Amano envisions a way to include those papers through a network of researchers translating relevant research. “I think it’s really effective to develop collaboration with native speakers of relevant languages,” he says. That’s what he did for his research study on non-English literature — he found more than 60 researchers to help identify relevant information from articles in 17 languages (including English).

Promising Options

Translation by native or fluent speakers is currently the most reliable way to get information from research papers converted to other languages. For popular languages like Spanish or Chinese, Amano says it’s relatively easy to find native speakers willing to help. But translating papers is a time-consuming task — and one that brings inequity with it: Multilingual scientists put in extra hours while monolingual English-speaking scientists are getting on with research.

But that might be changing.

One promising option is automated translation software, which is continuously getting better and easier to use. To collect crucial information from the Russian journal articles she found, Grames took advantage of a feature of the Google Translate phone app that allows a user to point a phone camera at an image of text and view the translation on screen. Even though it could only grab a few words at a time, this was easier to manage than automatic translation of the old papers, which were usually formatted in two columns with many words split between lines. “You end up with bizarre phrases,” she says. “Without being able to actually see the original side by side it’s pretty much indecipherable.”

Map of Asian Migratory Bird Flyways

The study of bird migration is one example of research that could benefit from access to papers in the languages of the various countries through which birds fly, but finding those papers and getting the relevant data is not easy. Image in the public domain, courtesy of U.S. Fish and Wildlife Service/Alaska

Automated translation also doesn’t capture the full nuance of some of the words used in scientific papers. Grames had to ask a colleague for help when trying to understand whether a Dutch paper she found was describing a floodplain or an underground water reservoir because direct translation didn’t make that clear.

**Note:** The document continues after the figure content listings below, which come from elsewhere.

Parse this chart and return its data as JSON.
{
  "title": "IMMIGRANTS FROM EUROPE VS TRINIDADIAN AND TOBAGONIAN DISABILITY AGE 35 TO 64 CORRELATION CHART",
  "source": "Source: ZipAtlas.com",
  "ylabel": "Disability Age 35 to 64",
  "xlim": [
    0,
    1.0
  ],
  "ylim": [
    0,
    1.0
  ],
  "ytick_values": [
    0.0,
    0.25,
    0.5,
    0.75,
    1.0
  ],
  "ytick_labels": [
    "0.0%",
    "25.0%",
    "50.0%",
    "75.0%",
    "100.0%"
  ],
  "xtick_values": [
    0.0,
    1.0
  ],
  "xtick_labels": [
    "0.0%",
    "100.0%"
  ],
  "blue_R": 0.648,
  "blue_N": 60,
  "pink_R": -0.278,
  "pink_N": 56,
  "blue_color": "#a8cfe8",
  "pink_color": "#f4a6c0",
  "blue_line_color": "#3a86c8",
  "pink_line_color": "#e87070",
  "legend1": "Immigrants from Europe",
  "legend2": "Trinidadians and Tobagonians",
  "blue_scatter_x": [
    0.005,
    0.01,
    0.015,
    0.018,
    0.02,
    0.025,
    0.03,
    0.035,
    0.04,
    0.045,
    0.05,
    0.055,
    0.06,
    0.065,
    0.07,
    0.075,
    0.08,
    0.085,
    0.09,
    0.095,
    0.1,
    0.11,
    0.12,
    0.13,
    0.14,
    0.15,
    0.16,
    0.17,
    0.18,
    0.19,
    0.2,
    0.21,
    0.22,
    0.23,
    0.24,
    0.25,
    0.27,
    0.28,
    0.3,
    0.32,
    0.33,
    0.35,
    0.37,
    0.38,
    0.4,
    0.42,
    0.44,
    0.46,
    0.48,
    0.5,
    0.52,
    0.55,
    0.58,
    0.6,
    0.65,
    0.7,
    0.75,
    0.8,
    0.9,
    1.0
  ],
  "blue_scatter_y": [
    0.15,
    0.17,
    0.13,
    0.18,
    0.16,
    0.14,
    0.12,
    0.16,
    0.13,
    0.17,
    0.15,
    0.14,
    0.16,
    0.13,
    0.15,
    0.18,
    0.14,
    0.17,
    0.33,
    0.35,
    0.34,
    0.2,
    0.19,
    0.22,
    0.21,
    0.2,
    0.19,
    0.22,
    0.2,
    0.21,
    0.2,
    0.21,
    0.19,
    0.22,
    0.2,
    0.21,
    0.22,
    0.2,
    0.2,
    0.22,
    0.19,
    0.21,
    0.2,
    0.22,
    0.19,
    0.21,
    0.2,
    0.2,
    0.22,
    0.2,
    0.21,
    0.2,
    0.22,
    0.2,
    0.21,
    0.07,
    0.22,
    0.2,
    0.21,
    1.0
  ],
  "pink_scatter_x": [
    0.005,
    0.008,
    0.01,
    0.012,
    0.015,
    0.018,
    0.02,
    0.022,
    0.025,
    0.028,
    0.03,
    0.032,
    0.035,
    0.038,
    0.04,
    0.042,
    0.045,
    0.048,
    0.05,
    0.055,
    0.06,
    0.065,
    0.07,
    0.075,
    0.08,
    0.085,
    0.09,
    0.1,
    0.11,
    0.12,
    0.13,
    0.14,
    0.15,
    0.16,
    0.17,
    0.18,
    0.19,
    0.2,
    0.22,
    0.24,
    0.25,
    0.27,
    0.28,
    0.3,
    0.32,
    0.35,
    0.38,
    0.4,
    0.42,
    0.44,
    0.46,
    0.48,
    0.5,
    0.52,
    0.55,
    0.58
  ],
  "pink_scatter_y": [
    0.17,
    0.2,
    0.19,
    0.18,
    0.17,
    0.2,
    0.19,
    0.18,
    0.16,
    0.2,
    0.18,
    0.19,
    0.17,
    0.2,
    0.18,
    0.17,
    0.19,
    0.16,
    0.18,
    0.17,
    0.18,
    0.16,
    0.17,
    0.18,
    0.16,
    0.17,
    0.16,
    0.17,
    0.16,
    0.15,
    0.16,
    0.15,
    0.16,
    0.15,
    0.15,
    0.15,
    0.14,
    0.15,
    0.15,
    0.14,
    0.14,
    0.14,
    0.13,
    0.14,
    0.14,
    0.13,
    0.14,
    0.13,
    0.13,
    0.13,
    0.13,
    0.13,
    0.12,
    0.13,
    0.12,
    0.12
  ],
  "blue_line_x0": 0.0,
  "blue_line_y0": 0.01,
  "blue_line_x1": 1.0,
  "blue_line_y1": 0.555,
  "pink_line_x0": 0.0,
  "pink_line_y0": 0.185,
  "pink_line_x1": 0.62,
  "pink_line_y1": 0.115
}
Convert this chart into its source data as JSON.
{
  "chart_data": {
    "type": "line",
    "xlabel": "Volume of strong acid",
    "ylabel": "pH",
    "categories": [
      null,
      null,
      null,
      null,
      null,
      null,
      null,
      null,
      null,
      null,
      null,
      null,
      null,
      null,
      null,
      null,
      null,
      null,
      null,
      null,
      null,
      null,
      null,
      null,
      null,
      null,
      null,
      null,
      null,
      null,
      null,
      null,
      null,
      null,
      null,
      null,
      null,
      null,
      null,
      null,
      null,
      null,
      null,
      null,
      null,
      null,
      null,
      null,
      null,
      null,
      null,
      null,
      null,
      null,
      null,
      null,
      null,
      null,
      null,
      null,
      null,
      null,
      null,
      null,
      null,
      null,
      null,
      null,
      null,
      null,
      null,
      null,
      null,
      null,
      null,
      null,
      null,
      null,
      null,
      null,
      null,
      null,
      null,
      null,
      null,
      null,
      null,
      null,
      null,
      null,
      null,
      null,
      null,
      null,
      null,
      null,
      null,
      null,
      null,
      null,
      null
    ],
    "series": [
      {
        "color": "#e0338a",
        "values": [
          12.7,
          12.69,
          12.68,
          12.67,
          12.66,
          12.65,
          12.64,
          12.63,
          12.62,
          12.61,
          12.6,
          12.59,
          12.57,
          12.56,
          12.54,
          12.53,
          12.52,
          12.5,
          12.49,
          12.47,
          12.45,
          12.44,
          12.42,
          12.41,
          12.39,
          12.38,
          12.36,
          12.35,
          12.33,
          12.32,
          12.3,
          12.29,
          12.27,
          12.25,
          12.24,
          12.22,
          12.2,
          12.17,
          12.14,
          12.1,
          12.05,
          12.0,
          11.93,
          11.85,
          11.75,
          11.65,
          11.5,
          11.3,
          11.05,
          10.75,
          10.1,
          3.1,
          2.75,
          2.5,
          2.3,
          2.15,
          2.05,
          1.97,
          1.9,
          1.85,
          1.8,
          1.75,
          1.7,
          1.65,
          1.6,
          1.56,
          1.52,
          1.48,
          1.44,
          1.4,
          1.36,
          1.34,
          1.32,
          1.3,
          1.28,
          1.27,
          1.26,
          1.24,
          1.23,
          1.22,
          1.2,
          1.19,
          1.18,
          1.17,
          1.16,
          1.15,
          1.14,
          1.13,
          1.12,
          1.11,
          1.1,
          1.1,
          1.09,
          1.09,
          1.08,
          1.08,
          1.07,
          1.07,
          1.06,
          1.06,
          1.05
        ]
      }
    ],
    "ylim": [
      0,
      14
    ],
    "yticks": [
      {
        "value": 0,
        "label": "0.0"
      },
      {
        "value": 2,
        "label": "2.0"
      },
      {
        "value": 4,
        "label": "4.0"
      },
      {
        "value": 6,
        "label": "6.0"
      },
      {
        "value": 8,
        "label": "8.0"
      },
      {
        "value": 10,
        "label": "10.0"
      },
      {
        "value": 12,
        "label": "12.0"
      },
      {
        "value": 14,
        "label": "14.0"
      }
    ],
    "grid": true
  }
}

It’s also possible to get information from research publications without translating them. In Europe, where a short train ride often passes through several language regions, a new international EU-funded project, the Biodiversity Community Integrated Knowledge Library (BiCIKL), is trying to change the way biodiversity data can be accessed.

Launched in May 2021 as a collaboration among 14 research institutes, botanic gardens and other organizations, BiCIKL is building a hub of biodiversity research data that all use the same format, so they can be combined, reused and read by computers and people alike.

The MNHN is one of the institutions involved in this project, and Benichou is optimistic about the potential for using machine-readable standards for biodiversity data. “We’re trying to make sure that all the machines are able to talk to each other, and that ecologists can find anything they want, even if it’s written in Russian or Chinese.”

But BiCIKL is new, and there is still a lot of work to be done. Grames, whose work now includes developing better methods for scientists to use to build on existing knowledge, points out that there is a lot of variation in the type of data that biodiversity research collects, so it could be difficult to determine which information should be included and standardized.

For now, translation is still the most accurate way to communicate biodiversity research across language borders. But adding standardized data formats could help make data available to international researchers. Crucially, ecologists would still be able to publish in their local language to reach decision makers. They could see changes to the way they work — through new data format requirements, for example.
Formatting and sharing data in a new way could take a while to get used to, but Amano sums up why distributing scientific information across language barriers will be worth it: “This is important for conservation.”